Le National Security Memorandum ordonne aux agences de commencer à migrer leurs systèmes informatiques les plus sensibles vers des algorithmes résistants au quantique d’ici 2025, soit six ans plus tôt que le délai de 2031 précédemment fixé.
Le mémo exige également que les agences établissent des inventaires de tous les systèmes utilisant une cryptographie vulnérable au quantique d’ici septembre 2025 et créent des plans de migration d’ici décembre 2025.

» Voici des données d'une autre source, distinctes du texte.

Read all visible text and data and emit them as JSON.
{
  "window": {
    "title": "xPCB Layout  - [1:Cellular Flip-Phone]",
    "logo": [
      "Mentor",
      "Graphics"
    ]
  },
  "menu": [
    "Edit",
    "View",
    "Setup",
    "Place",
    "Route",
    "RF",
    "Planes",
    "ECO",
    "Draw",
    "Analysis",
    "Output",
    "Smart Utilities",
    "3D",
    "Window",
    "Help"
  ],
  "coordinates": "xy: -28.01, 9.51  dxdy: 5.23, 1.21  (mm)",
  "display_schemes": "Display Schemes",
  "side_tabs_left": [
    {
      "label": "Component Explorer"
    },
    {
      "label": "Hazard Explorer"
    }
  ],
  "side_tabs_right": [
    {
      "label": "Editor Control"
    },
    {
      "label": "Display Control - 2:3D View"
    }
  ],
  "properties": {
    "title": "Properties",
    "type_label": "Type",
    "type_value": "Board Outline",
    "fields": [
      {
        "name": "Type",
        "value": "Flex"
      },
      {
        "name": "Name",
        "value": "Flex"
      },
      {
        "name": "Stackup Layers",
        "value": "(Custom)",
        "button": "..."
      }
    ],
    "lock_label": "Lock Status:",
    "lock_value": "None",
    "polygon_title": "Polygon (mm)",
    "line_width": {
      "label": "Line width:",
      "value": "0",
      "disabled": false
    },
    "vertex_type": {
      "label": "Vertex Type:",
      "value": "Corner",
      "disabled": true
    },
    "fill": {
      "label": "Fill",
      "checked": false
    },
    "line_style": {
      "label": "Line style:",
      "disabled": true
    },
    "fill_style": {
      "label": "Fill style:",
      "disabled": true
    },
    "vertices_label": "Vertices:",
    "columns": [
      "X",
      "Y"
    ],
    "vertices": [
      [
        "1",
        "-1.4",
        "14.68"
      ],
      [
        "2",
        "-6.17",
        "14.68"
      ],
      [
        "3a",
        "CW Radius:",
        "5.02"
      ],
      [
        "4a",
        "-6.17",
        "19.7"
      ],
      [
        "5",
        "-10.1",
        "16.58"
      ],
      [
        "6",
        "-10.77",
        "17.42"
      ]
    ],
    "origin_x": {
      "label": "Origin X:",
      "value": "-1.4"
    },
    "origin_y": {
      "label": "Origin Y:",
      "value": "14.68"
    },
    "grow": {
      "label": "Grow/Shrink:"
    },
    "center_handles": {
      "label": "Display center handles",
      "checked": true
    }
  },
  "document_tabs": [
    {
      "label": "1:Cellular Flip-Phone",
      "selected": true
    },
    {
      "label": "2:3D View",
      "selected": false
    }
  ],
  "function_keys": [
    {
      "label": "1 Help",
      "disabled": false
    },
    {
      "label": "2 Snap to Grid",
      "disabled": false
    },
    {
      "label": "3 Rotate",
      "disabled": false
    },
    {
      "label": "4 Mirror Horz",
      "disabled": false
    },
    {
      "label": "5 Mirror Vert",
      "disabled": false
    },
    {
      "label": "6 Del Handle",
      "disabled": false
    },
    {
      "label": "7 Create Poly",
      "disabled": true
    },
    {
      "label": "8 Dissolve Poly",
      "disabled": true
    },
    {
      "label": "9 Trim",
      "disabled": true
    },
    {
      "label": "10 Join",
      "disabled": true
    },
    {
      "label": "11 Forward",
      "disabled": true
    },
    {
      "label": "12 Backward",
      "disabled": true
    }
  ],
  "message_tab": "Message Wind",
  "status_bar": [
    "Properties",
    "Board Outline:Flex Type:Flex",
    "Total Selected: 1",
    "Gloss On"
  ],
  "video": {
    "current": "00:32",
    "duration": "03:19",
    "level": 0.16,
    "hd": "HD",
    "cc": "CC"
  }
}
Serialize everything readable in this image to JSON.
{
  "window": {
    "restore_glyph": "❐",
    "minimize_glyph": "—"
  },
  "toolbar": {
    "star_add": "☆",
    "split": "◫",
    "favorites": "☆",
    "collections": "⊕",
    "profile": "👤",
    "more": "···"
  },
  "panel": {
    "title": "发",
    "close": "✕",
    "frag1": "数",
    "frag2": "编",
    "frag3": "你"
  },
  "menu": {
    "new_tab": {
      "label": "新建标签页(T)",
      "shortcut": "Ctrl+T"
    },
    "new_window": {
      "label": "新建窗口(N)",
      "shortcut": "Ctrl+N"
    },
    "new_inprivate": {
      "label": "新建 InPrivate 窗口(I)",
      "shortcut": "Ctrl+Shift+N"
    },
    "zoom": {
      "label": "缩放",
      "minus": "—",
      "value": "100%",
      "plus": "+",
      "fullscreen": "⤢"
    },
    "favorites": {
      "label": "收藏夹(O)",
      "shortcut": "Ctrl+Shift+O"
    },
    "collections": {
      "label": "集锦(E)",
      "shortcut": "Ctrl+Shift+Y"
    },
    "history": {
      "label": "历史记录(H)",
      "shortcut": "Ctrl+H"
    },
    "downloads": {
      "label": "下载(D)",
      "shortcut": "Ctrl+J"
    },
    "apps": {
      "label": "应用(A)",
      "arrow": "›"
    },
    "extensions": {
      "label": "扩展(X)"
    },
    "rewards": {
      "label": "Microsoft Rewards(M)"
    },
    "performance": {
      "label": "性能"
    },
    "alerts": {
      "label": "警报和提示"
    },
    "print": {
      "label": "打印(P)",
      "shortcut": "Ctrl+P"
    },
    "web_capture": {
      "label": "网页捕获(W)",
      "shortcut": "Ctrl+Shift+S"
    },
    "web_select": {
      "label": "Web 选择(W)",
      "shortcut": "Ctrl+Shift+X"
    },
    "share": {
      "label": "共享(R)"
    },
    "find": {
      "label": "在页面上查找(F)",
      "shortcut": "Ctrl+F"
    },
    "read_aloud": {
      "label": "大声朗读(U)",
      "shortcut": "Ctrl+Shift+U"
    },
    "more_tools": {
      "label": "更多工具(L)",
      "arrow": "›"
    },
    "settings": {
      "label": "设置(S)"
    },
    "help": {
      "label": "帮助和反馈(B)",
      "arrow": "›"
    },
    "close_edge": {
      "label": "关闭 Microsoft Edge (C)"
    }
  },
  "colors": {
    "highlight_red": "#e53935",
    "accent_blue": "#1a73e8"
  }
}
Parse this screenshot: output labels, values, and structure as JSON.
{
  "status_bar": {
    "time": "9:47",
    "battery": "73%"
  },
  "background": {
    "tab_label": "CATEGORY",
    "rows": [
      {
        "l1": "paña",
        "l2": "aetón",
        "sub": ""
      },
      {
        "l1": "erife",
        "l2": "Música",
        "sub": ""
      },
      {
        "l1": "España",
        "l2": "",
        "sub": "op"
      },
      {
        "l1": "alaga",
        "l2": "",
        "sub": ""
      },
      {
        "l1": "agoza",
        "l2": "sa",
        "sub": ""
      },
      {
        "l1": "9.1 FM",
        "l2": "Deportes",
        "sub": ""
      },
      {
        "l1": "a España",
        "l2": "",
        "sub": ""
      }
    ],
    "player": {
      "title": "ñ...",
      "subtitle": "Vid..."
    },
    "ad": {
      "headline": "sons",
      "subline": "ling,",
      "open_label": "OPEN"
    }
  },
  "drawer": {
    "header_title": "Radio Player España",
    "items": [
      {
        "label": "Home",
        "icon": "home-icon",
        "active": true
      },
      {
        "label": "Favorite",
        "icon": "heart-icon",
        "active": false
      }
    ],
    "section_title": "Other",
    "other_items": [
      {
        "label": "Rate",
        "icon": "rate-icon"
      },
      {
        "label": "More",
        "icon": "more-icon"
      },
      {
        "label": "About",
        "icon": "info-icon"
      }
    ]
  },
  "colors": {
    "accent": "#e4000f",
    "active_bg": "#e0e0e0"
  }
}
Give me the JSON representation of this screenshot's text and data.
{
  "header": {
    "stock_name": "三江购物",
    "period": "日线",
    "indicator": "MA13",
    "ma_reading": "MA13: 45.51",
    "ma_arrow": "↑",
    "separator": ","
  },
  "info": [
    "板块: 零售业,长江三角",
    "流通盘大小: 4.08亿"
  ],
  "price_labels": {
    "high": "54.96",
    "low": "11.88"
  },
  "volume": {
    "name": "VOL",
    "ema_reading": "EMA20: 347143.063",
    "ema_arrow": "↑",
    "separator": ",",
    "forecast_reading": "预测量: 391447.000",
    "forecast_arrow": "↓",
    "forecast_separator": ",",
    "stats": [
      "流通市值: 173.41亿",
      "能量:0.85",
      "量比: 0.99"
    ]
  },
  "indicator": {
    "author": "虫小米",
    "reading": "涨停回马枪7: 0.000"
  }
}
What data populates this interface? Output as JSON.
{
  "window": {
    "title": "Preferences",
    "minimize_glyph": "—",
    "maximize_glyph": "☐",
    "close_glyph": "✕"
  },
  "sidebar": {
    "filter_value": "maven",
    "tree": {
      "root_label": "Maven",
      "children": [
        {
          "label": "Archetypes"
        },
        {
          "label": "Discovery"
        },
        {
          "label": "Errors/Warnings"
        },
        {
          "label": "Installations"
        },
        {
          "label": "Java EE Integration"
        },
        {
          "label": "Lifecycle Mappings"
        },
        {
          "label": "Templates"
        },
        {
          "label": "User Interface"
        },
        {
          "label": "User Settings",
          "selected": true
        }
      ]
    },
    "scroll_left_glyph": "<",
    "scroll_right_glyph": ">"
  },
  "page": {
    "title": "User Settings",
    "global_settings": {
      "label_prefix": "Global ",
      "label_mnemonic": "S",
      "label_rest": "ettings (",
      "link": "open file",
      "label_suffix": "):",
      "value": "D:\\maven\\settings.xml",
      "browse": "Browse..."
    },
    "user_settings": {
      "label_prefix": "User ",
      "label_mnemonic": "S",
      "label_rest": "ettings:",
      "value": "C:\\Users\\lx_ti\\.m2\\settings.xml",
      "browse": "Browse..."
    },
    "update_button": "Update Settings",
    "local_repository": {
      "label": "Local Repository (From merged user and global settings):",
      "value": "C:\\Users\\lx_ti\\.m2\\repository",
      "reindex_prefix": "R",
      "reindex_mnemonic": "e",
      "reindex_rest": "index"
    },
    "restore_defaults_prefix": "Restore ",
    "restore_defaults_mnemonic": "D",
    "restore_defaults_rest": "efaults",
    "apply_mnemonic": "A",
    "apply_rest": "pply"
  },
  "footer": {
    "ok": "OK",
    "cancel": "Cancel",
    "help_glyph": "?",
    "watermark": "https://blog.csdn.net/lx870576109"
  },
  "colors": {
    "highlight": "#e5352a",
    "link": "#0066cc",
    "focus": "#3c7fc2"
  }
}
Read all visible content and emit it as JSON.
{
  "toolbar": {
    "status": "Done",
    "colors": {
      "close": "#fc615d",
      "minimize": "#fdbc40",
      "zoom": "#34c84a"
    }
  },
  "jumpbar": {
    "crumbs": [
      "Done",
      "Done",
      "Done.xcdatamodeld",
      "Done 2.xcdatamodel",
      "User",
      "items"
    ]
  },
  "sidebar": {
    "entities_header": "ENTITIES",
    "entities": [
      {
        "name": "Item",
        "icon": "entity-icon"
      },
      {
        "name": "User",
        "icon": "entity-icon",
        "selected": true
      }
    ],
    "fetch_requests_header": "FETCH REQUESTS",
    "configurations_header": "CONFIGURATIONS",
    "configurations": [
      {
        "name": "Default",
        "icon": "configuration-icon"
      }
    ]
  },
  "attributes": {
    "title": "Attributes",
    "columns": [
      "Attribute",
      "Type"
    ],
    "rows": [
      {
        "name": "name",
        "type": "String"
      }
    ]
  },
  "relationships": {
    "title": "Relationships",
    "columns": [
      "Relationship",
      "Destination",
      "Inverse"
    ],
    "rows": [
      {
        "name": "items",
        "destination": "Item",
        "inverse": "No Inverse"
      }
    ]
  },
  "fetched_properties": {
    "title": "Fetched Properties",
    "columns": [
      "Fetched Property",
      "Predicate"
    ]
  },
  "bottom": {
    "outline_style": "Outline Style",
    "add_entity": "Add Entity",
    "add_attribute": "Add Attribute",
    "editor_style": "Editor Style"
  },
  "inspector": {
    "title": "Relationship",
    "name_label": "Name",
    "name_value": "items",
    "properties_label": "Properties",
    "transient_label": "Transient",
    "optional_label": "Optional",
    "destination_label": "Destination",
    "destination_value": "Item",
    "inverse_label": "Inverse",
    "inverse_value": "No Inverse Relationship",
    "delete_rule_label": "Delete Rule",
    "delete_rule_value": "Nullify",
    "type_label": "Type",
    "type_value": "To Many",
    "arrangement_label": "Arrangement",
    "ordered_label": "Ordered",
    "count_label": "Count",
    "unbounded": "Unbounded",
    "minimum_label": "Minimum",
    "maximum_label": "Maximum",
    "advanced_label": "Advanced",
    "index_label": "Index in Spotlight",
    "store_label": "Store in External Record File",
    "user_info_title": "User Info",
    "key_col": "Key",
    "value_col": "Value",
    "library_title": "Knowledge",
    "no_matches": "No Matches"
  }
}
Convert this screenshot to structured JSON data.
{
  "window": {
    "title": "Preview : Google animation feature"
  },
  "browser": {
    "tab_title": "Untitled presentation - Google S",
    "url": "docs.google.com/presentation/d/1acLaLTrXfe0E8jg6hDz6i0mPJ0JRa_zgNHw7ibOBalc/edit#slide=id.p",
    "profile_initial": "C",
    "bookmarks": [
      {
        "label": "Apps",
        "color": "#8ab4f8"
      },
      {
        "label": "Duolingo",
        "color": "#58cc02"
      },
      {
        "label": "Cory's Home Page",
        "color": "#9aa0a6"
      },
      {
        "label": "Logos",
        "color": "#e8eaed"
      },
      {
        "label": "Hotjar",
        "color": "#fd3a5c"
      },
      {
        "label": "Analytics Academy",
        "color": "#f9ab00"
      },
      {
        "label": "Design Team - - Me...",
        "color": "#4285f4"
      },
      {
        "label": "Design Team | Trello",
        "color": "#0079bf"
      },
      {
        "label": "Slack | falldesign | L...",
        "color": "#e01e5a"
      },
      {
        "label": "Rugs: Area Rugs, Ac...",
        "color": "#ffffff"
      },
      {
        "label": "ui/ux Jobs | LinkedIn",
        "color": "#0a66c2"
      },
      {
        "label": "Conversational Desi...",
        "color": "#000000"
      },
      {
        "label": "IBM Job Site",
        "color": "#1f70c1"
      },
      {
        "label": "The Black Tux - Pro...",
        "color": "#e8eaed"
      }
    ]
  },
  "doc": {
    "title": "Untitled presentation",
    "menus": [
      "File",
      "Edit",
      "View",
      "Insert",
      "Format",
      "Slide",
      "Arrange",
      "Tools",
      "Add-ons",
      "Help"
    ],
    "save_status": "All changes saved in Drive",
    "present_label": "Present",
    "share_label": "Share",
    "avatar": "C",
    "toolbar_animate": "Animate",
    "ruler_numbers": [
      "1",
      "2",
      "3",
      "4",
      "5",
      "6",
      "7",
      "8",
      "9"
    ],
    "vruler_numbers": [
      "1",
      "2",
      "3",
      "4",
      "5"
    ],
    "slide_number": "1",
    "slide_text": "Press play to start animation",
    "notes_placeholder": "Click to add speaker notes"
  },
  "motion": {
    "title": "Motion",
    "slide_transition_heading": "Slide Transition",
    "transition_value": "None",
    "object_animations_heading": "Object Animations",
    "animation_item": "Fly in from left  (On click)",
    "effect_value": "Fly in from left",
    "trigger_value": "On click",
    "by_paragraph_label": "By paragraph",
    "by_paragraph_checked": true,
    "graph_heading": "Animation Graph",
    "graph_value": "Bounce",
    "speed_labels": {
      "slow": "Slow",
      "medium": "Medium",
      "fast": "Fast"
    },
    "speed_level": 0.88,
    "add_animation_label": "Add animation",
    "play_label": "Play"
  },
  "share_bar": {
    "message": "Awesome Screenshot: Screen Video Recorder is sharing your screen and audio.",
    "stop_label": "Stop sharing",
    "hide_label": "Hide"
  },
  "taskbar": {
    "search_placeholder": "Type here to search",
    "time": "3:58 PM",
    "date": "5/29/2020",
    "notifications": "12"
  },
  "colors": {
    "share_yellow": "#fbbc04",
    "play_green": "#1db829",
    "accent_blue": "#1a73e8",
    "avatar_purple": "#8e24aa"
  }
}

Les ordinateurs quantiques, qui exploitent les propriétés de la mécanique quantique, devraient un jour être capables de briser de nombreuses formes de cryptographie actuellement utilisées pour protéger les informations sensibles. Bien que les ordinateurs quantiques à grande échelle n’existent pas encore, les experts en sécurité s’inquiètent du fait que des adversaires pourraient collecter des données cryptées aujourd’hui et les déchiffrer une fois que des ordinateurs quantiques suffisamment puissants seront disponibles.
Cette menace, connue sous le nom de « récolter maintenant, déchiffrer plus tard », est particulièrement préoccupante pour les informations qui doivent rester secrètes pendant des décennies, comme les communications de renseignement ou les données médicales.
Le National Institute of Standards and Technology a finalisé ses premiers standards de cryptographie post-quantique en 2024, fournissant aux agences des algorithmes approuvés vers lesquels migrer.
Le nouveau mémo reflète une préoccupation croissante concernant le calendrier du développement de l’informatique quantique et la vulnérabilité des systèmes gouvernementaux actuels. En accélérant le délai de migration, l’administration Biden vise à garantir que les informations sensibles restent protégées contre les futures capacités quantiques.
Les agences devront prioriser la migration des systèmes traitant des informations de sécurité nationale et d’autres données sensibles, selon le mémo.